Я напрягаюсь. Мы толком не говорили о Хизер, о том, что она значит для меня или о том, на что я готова пойти, лишь бы защитить ее. Мне почему-то кажется, что Виктор уже знает. Тянусь к нему, проведя пальцем вдоль его ярко выраженной челюсти, просто чтобы проверить, позволит ли он мне. Я никогда не видела его с девушкой, но, очевидно, что они у него были. Целое множество. Что-то темное бушует внутри меня, и я сдерживаю эмоции, чтобы они не показали свои уродливые головы.
— У друзей. Но, честно говоря, друзей, которые могли бы принять ее у тебя, становится все меньше, — наружу вырывается сухой смех, и я провожу ладонью по лицу. Устала. Чертовски устала. Но такова моя жизнь. Такое ощущение, что я не спала должным образом уже долгие годы. Те две ночи у Арона были похожи на сон, почти болезненное напоминание о том, что мне нечасто представляется возможность как следует отдохнуть, даже когда я пытаюсь довольствоваться коротким незначительным сном. — А моя мать, Памела, не любит, когда нас подолгу нет. В конце концов, она из-за этого взбесится.
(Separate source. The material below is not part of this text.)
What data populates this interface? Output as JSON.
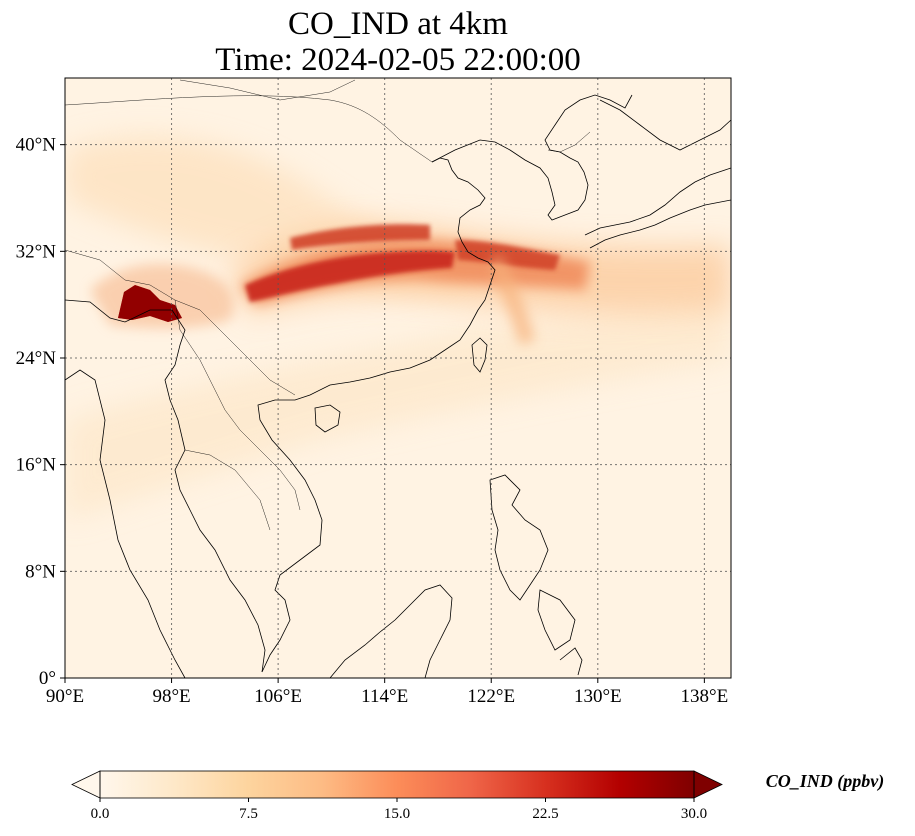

Вик усмехается, но звук совсем сухой, похож на злобный смех. Лишенный юмора. Он зажигает еще одну сигарету и держит ее меж пальцев. Сегодня какая-то сучка наорала на него за то, что он курил перед зданием школы. Он сверкнул своими белоснежными зубами, приказал ей закончить свою анти-курящую кампанию, а затем кинул бычок в ее модный внедорожник, прожигая кожу.
Та наехала на него, откинув свою газировку куда-то в сторону, пока пыталась спасти свою дорогую обивку.
— «Подсластитель, который находится в том, что ты пьешь, является известным канцерогеном. Который, вероятно, убьет тебя раньше, чем мои сигареты, но я же не запихиваю их тебе в рот. Иди трахни кого-нибудь и хорошего дня».
Он вроде был в настроении.
Мне это почти нравится. Почти.
— Позволь мне было честным с тобой, Берн, — превращая мое имя во что-то иноязычное, горячее. По телу пробегает дрожь. — Я не боюсь Памелу Пенс, — Вик произносит ее имя так, словно это просто налет на языке. — Она может беситься, сколько влезет, мне, черт возьми, плевать на это.
— Я боюсь не ее, — произношу я. Ложь. Какая-то маленькая часть меня, спрятавшаяся в темноте, всегда будет бояться мою мать, навсегда останется той маленькой плачущей девочкой, потому что ногти ее матери слишком глубоко впиваются в кожу. «Сядь на колени к папочке», — командовала она, каждый раз, когда я находила в себе немного силы, чтобы противостоять ей. «— Он не мой папочка», — кричала я в ответ, но все бестолку, ведь в конце концов я все равно оказывалась у него на коленях — извращенца, чьи прикосновения задерживались слишком надолго, и улыбка была чересчур глубокой.